The method used to estimate the error rate should be documented in the data management master file. There also needs to be documentation as to what is the pre-defined acceptable error rate for primary and secondary outcomes or critical and non-critical endpoints. This will vary from trial to trial and should be specified in the statistical analysis plan. Along with a specification of the acceptance level for error rates there needs to be consideration of what to do in the case of the error rate exceeding the pre-defined level. Higher than acceptable error rates are unexpected for primary outcomes and in the case of excessive secondary error rates that only exceed the pre-defined limit by a small amount a further 10% check would normally be the next course of action. Again, this will vary depending on the trial as in certain trials further data checking might only confirm what is already known about the level of data entry error and so addressing this is more important than deriving further error rates. Similarly, there will always be a point when further checking of random samplesis no longer informative and second data entry will need to be considered. Another possible next step following on from an unsatisfactory error rate might be to do a check on particular variables or types of variables that mainly contribute to the error rate instead of on whole forms. An approach to data entry checking based on variables instead of patients is discussed by Brunelle et al. [1]
Guidelines for error avoidance and checking
-Ideally one person will be responsible for the data entry throughout the trial.
-The data entry of each new person entering data on a trial will be checked early on i.e. after first 10 forms.
-Exploratory statistics checking for outliers, the range of variables and levels of missing data need to be checked and documented at regular intervals. Out of range values should be corrected and apparent outliers and variables with high levels of missing data should be checked. Once the statistician has set these checks up they should be able to re-run them at any stage as long as the database doesn’t change.
-Data entry checking is still needed as exploratory statistics won’t pick up on erroneous values that are plausible and within range that could still affect the conclusions. For example all categorical data that is out of range is an obvious error but this doesn’t pick up on values that have been assigned to the wrong category within range.

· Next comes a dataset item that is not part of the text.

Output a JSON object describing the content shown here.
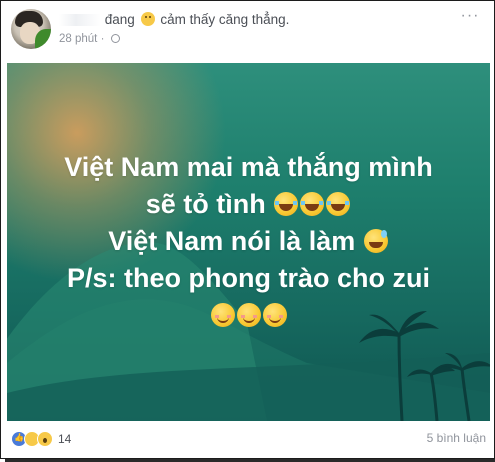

-If it is feasible, then databases that have in-built checks that flag when data is entered that is out of range would prompt the person entering the data to instantly check and correct.
-The constraints used for range checks could be made less broad so that a greater number of potential errors are highlighted and can be re-checked.
-From the data checking exercise, dates seemed to be the type of variable that was entered incorrectly most frequently. Dates should be checked against others at different time points to check that they follow-on as they should do, e.g. checking that treatment date is after injury date.
-It is suggested that data entry checking will be carried out during interim periods when the data is cleaned and will be carried out separately for each follow-up form. Error rates across follow-ups can then be combined.
-Data entry checking for follow-up forms should be carried out on samples of 10 or more. Ideally data entry checking will be carried out on a sample of all patients to have completed follow-up whenever data entry checking takes place so that the error rates will be more precise.
-If data entry checking is only carried out on the patients to have completed follow-up since the last check then calculation of the error rate should be combined with data from the previous check. This will improve precision.